Does anyone have any thoughts about how the game manages to render all of these and keep the performance where it needs to be? Does anyone know any tricks that are used for this kind of thing?
I know that I can generate hundreds, and (perhaps thousands?) of Cube primitive objects, and place them in a scene without the performance degrading much, but I certainly can’t for example generate 50,000 or more.
There are VR games like TiltBrush, and sculptrvr where the users can paint in the 3d space and these seemingly drop huge numbers of objects into the play area, and again I’m wondering how this is handled without very quickly killing the performance.

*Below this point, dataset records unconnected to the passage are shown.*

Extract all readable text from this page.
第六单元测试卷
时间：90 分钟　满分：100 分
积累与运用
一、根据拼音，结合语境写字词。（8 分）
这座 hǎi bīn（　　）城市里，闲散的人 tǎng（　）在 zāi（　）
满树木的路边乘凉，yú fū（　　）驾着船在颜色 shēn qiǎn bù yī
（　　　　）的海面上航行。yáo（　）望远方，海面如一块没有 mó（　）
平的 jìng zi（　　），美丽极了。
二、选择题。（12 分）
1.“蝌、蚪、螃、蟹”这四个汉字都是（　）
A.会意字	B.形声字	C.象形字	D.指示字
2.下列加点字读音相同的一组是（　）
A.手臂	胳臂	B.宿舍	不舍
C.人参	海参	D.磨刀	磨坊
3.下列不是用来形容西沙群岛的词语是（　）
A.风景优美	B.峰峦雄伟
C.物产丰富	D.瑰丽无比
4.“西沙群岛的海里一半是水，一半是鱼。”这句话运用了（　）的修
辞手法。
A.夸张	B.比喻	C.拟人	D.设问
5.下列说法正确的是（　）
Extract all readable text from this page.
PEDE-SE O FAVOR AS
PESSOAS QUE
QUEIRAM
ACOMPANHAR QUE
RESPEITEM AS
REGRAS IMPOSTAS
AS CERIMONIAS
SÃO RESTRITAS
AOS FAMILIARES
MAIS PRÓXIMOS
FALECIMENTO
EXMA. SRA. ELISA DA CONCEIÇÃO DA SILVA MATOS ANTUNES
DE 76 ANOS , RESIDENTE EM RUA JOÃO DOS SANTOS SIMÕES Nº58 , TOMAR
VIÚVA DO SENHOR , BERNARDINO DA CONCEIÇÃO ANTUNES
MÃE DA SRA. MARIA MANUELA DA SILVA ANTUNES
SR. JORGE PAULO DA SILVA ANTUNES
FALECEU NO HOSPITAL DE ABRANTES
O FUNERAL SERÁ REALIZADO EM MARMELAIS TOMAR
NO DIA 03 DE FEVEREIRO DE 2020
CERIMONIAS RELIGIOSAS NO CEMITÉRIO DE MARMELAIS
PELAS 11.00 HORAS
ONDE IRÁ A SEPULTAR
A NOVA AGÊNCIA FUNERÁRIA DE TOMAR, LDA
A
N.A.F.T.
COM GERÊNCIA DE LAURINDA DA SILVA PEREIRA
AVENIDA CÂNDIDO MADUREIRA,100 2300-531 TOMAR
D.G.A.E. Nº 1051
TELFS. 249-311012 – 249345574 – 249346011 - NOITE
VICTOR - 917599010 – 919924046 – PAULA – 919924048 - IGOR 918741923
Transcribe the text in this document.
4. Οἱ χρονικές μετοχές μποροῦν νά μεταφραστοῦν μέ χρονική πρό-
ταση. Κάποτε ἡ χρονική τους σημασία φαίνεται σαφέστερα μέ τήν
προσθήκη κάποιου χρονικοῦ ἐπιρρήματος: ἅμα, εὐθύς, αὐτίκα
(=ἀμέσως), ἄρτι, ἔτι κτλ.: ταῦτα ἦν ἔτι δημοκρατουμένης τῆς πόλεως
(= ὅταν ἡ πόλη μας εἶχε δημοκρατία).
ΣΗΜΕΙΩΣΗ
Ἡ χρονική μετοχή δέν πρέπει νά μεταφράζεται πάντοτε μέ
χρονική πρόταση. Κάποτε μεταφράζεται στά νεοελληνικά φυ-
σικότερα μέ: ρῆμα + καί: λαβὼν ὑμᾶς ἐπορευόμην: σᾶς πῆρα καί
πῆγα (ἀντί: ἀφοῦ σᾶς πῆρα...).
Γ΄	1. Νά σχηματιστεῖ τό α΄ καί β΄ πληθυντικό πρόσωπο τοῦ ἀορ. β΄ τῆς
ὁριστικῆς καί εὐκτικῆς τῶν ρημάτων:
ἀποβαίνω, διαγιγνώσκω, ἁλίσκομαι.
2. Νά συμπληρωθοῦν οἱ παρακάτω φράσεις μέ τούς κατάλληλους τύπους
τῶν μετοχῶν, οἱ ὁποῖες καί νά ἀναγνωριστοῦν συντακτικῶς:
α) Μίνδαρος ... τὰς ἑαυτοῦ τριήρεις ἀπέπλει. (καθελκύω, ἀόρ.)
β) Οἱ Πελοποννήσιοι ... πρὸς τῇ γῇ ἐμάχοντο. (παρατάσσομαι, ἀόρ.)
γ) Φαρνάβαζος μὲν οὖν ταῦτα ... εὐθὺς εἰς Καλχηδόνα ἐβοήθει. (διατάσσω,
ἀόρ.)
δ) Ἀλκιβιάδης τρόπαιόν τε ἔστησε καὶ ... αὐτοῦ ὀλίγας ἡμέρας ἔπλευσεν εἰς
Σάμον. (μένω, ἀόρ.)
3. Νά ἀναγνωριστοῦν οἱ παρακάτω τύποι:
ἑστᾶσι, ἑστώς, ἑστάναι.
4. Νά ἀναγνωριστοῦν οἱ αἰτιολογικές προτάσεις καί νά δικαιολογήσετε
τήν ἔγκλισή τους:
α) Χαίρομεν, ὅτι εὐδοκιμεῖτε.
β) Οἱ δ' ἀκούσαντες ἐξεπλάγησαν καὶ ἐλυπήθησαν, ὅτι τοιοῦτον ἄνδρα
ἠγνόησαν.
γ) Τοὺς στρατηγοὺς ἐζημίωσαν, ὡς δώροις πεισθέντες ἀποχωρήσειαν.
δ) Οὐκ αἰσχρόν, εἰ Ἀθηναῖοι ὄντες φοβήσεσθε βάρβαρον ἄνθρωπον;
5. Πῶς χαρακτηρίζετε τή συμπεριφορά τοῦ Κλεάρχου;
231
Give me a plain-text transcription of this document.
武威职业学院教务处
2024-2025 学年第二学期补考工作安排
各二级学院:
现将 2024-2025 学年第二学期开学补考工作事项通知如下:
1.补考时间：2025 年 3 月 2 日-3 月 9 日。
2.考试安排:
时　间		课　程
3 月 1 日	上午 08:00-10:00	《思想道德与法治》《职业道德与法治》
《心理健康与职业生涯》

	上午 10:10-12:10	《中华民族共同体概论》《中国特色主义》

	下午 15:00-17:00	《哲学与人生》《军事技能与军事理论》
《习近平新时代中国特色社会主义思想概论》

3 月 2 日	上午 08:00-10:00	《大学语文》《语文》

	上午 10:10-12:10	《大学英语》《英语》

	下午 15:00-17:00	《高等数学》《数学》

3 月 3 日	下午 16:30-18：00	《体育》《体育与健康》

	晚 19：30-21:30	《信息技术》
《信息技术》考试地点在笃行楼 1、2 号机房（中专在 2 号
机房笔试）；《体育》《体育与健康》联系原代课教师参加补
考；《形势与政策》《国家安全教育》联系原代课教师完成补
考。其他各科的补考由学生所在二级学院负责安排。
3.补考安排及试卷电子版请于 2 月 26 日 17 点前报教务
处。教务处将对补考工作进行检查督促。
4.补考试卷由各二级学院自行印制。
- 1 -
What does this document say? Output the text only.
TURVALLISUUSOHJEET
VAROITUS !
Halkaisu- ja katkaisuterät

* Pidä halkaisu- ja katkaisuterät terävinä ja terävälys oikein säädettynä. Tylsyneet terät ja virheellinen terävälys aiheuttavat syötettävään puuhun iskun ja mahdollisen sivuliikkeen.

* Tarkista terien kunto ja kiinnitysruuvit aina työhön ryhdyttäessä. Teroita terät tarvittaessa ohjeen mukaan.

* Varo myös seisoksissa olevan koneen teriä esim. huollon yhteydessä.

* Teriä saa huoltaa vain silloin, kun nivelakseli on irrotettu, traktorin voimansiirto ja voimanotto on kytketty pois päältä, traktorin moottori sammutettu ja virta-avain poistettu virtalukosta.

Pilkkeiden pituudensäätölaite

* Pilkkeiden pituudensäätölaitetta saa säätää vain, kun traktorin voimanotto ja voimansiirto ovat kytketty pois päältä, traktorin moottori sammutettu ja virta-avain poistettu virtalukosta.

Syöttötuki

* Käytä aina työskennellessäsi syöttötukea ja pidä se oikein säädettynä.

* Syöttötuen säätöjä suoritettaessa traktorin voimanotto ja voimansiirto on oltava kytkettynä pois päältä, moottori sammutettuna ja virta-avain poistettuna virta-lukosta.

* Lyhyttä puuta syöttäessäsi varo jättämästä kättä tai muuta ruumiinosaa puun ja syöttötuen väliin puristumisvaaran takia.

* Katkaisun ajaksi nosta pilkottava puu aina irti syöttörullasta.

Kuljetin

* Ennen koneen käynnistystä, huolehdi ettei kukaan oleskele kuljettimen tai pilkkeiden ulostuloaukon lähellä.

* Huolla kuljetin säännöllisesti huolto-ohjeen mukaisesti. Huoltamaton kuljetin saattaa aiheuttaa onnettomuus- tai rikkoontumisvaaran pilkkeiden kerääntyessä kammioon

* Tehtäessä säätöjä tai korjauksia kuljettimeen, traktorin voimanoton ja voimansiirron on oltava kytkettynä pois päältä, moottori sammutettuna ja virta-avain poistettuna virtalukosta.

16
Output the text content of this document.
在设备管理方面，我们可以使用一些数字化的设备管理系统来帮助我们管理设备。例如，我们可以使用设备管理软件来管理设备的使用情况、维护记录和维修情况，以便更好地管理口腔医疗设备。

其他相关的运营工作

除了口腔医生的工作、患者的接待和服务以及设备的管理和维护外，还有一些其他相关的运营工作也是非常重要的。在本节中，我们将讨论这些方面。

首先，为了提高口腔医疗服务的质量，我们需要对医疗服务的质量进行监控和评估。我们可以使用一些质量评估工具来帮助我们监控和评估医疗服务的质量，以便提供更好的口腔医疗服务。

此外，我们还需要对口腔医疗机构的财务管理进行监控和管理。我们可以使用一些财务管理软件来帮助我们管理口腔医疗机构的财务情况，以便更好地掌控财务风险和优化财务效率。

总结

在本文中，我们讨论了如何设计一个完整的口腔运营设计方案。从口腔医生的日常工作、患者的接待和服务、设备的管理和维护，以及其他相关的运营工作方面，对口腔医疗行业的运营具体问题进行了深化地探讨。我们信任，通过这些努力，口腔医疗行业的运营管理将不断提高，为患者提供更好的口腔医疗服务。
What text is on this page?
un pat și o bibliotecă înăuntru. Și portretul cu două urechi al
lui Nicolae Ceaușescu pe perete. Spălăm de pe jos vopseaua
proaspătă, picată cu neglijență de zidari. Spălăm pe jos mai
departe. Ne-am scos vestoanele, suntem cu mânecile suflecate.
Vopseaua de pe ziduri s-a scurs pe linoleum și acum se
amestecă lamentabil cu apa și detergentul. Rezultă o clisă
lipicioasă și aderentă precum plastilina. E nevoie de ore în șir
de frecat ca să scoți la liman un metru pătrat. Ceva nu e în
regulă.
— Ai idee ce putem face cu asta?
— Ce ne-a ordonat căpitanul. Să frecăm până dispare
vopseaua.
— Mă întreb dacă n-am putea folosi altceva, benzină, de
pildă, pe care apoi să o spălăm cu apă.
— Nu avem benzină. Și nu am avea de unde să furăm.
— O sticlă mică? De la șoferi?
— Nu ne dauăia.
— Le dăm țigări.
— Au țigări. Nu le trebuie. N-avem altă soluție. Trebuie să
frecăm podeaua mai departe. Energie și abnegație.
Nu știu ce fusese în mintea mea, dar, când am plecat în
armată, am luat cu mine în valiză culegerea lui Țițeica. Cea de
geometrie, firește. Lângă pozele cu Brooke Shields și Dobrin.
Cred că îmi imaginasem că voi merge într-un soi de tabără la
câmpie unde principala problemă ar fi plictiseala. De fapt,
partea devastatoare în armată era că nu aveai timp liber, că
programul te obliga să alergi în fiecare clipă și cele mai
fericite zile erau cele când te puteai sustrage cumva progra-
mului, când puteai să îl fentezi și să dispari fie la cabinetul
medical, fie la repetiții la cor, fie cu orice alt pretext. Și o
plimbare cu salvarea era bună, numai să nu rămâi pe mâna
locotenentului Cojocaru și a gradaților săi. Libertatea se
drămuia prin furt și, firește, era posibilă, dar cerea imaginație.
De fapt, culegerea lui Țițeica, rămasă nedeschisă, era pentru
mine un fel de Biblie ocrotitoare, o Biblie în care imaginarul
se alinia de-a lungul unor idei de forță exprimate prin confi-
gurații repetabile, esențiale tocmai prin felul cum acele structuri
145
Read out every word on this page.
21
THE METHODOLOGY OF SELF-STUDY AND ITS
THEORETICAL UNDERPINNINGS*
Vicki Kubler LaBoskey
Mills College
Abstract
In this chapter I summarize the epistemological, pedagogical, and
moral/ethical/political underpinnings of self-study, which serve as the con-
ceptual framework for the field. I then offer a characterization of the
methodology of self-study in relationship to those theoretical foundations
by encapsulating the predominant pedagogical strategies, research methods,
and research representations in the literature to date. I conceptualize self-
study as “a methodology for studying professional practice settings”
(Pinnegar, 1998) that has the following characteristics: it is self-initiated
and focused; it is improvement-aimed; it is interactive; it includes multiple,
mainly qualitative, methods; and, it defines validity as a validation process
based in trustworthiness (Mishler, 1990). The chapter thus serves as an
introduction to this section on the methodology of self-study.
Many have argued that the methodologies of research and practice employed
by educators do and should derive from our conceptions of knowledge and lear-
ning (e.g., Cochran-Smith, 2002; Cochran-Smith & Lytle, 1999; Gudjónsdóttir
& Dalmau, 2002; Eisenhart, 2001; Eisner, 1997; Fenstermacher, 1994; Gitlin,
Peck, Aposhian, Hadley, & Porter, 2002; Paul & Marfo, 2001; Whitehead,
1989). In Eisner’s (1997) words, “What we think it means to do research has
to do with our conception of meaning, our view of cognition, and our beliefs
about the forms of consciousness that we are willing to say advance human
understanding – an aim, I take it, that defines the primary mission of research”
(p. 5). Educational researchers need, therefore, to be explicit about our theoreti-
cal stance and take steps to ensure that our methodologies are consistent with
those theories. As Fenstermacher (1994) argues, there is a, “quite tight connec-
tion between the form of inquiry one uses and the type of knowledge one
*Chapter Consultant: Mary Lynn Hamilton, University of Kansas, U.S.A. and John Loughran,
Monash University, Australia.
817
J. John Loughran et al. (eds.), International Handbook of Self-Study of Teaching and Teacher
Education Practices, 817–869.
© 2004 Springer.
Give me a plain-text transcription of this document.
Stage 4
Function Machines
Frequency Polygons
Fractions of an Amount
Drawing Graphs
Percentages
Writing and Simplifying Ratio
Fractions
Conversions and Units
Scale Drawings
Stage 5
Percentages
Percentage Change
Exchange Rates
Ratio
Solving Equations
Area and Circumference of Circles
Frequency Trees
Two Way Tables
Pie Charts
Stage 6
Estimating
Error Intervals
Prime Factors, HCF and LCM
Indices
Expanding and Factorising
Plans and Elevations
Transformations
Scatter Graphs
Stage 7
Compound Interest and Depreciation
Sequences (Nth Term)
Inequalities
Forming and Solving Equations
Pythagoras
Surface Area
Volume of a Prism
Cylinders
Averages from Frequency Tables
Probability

Obviously my question is variable depending upon the GPU/CPU. I ran a test where I generated a 10 x 10 x 10 grid of cubes (1000 cubes) and a 15x15x15 grid of cubes (3375 cubes). Performance was fine with 1000 cubes, but I was getting frame losses at 3375 cubes. This is with a nvidia 980ti video card. So on my system, I have a rough idea of how many unity primitive cubes will work in a scene, but it seems like these 3d sculpting program (like sculptrvr) are creating several thousand objects. Google “sculptrvr” to see videos of what I mean. Does anyone know how the creators of this type of software pull this off?
Also, some primitives have many more faces and vertices than others, like for instance quads vrs planes, and spheres are much higher polycount than a cube… so different primitive, different performance.
Interesting. Clearly there’s a lot I need to learn on the subject. So if, for example, I’m in VR and am using on of the controllers to “paint” in 3d space out of small cubes, then instead of dropping down individual cube primitives I would instead (somehow) merge the newly dropped cube into the mass of cubes that was previously painted? If that’s the case, then I should look into how to do this. If anyone has any tips on how (the basic steps) this is done, I’d appreciate it.
For my particular game, the core functionality really requires primitives because after building the structures, you can blow them up which requires the unity physics to act on the individual pieces. If this limits the number of pieces that can be placed into the hundreds, then so be it. I’m still intrigued by the idea you mentioned about clustering objects together. I may want to add a 3d painting component to the game that wouldn’t need to react to the physics.
Hi, thanks for the link. There’s a lot of good information there. I did find a script that lets you combine the Meshes of multiple objects into a single mesh. After running this script, the 15 x 15 x 15 cube of cubes that I was creating was no longer causing judder.
Depending if that script takes the actual hidden faces and vertices out and other optimizations, it might be a good idea to use a different approach than thinking of “cubes” at all really, and instead sort of a huge 3d array of integer that mean a “type” of block item whatever thingy. Then you just draw faces on the visible sides of nearby sections of the map depending on what type of block that is and never create or modify actual cubes at all… it might be something you could even find an example/script for in that thread!